Getinge's production unit in Wayne, New Jersey, US, has received a warning letter from the US FDA (Food and Drug Administration). The warning letter originates from an inspection performed by the authority on the Wayne plant during the spring of 2010. The FDA's observations and remarks relate to the manufacture of vascular grafts. Because the operation in Wayne is also involved in the production of some of the Group's cardiac surgery products, these products will also be affected by the action, since the warning letter is addressed to the production company as such. The warning letter points to two cases of insufficient documentation. The letter also pointed to deficiencies in the information provided in conjunction with a product recall implemented in 2006. A dedicated task force has already been assembled and will work in a focused manner to rectify the deficiencies in the procedures and processes that were observed by the FDA.
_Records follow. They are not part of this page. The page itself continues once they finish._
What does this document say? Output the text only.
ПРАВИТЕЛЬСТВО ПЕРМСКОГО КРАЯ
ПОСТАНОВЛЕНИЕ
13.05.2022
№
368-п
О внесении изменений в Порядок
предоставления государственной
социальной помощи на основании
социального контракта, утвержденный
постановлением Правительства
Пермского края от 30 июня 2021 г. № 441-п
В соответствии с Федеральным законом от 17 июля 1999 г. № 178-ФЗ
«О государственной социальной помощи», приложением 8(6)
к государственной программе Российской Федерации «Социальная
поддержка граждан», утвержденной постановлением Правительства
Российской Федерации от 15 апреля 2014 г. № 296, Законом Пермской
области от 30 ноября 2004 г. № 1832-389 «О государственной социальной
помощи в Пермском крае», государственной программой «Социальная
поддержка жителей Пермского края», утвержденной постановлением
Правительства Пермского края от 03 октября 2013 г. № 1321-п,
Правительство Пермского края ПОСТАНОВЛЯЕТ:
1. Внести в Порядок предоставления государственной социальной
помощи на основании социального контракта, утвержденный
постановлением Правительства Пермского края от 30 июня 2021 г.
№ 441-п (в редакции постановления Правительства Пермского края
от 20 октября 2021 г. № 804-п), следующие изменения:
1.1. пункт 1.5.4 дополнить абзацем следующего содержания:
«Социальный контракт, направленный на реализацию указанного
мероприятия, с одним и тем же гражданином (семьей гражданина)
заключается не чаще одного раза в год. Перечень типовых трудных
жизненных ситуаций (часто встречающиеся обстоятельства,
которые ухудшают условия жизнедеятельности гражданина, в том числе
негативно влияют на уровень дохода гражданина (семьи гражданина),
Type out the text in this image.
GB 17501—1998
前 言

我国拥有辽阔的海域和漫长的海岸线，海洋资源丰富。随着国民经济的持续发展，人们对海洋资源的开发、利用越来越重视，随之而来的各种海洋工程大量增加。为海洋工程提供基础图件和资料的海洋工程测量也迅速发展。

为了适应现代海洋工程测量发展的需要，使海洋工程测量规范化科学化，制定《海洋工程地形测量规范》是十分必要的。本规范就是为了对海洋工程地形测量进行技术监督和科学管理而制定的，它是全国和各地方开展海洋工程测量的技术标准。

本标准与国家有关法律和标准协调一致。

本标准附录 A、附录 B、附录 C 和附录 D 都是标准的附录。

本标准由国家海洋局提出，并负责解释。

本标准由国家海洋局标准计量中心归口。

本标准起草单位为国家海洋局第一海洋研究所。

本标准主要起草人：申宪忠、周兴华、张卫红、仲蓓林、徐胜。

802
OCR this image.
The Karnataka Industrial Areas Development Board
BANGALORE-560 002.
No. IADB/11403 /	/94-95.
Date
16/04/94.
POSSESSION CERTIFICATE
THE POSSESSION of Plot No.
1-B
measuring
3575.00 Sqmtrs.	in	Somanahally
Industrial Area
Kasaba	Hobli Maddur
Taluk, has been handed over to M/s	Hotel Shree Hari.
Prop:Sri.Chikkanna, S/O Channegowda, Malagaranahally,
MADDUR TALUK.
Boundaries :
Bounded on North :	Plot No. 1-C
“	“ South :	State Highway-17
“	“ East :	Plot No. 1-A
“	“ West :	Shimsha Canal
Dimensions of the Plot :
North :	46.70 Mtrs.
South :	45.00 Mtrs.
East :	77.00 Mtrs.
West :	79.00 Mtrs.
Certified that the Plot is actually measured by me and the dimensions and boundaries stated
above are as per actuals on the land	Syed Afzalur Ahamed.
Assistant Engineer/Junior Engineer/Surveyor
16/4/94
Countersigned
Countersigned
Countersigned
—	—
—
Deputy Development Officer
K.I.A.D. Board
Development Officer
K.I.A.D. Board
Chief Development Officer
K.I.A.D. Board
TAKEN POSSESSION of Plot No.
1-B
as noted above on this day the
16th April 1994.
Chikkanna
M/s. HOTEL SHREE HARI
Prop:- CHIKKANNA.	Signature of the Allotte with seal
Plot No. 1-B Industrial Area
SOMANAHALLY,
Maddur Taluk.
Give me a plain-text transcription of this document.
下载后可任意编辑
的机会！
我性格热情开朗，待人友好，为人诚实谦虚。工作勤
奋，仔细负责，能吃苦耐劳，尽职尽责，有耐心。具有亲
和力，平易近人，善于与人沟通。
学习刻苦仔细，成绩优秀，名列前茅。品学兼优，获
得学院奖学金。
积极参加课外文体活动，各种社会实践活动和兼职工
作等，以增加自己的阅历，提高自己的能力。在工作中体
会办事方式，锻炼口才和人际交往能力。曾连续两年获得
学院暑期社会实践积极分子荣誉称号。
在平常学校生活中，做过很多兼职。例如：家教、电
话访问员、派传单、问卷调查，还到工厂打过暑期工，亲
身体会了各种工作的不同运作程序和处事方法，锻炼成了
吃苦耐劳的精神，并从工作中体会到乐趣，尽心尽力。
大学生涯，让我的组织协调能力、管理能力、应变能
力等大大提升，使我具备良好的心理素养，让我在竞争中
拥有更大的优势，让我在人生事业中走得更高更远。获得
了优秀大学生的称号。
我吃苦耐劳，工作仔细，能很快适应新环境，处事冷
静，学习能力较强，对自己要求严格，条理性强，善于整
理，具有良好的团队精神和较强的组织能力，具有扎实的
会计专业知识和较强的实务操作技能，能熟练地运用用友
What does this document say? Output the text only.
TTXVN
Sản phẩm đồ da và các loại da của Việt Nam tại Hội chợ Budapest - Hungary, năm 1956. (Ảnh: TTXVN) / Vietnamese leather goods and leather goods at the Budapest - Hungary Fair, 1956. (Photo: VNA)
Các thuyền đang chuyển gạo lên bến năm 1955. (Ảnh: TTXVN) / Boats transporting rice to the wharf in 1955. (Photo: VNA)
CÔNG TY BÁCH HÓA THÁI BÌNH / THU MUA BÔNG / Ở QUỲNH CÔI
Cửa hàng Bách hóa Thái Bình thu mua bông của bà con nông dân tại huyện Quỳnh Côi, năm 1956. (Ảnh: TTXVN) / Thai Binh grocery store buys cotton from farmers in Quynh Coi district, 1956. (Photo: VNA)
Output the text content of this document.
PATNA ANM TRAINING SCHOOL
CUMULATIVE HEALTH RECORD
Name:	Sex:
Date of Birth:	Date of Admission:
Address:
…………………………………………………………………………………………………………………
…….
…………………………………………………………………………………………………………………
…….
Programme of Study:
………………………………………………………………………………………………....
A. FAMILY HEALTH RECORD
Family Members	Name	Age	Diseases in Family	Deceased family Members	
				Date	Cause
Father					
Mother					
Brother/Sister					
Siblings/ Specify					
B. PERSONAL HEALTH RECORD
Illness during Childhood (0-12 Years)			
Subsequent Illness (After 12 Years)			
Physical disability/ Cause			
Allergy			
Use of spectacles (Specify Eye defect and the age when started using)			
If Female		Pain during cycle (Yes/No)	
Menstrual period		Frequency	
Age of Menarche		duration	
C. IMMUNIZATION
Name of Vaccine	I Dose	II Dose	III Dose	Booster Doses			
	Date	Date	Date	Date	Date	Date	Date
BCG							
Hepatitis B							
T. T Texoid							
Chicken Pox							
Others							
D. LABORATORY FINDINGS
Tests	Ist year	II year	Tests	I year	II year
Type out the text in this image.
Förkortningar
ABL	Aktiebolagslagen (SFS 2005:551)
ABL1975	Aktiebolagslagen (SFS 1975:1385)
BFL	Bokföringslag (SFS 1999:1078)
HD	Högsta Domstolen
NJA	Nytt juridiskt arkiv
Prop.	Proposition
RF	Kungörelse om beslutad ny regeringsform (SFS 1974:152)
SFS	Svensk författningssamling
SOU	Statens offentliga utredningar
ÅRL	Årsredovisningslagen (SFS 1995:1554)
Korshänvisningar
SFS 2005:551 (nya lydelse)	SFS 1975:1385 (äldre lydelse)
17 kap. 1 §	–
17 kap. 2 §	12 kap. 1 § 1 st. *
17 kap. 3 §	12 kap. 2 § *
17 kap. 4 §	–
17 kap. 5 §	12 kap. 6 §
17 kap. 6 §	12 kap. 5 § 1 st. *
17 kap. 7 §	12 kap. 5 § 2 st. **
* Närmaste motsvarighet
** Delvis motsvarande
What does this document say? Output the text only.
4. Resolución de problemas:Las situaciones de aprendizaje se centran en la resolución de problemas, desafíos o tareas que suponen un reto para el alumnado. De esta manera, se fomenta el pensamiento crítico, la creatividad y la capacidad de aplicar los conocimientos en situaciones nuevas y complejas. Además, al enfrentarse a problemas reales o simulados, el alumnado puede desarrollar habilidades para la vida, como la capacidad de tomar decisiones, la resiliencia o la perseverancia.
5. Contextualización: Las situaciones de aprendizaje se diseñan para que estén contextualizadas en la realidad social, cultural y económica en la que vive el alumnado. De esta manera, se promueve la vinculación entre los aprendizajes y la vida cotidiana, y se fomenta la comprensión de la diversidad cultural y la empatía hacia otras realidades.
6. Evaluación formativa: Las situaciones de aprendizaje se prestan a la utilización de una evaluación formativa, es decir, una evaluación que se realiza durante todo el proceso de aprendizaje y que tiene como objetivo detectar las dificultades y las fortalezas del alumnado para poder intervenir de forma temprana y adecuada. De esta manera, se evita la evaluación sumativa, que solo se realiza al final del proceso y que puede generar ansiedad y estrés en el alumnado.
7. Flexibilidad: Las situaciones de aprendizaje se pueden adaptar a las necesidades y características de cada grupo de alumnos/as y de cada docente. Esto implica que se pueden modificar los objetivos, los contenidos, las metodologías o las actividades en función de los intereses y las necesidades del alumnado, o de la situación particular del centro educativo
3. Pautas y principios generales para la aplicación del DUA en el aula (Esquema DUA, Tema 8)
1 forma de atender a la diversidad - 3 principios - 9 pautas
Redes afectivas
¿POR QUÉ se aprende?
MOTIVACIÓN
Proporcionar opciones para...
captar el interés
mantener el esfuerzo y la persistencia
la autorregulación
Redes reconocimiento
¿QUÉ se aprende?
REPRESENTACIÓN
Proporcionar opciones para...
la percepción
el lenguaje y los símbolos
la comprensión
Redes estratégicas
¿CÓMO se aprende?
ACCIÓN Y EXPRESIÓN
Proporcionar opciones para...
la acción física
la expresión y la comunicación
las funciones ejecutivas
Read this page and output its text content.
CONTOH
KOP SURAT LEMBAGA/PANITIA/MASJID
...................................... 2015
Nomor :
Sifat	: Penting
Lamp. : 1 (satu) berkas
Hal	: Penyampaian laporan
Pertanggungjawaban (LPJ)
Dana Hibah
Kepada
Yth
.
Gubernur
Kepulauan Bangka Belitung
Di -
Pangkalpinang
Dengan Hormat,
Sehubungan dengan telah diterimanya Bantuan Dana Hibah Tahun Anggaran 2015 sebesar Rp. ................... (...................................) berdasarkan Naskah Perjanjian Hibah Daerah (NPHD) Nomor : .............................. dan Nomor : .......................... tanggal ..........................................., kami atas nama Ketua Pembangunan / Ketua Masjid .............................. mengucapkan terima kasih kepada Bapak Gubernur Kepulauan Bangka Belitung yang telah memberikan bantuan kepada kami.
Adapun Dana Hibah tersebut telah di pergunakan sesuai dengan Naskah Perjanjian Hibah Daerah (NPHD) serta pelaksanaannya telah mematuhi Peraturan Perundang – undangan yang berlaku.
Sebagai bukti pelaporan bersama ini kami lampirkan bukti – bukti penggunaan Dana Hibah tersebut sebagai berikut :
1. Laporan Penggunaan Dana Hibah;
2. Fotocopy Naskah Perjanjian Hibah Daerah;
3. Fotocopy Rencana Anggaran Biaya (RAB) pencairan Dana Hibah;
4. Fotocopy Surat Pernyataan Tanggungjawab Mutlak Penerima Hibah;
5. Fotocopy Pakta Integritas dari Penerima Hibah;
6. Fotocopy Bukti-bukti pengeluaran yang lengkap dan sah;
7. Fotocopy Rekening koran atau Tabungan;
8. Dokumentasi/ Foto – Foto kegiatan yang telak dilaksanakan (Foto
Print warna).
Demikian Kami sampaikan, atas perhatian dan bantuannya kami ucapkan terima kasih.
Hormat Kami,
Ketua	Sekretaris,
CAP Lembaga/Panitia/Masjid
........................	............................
During the period the warning letter is in force, the production unit in Wayne will not be granted product approval for newly developed products that require PMA (Premarket Approval), a requirement for the approval of Class 3 products. In addition, the granting of new certificates to foreign Governments may be affected. In the present situation, no products are affected by this limitation and manufacturing and sales of all existing products included in the Wayne unit's product range may continue without restrictions.

The production unit in Wayne has a long history of developing and manufacturing high-quality products. The Group and Medical Systems, the business area to which the production unit belongs, take an extremely serious view of the situation that has arisen. The necessary resources will be assigned to swiftly resolve the observed deficiencies. The FDA will be kept informed of the actions Getinge intend to take and when the observed deficiencies can be regarded as being rectified.

The information is such that Getinge AB must disclose in accordance with the Swedish Securities Market Act and/or the Financial Instruments Trading Act.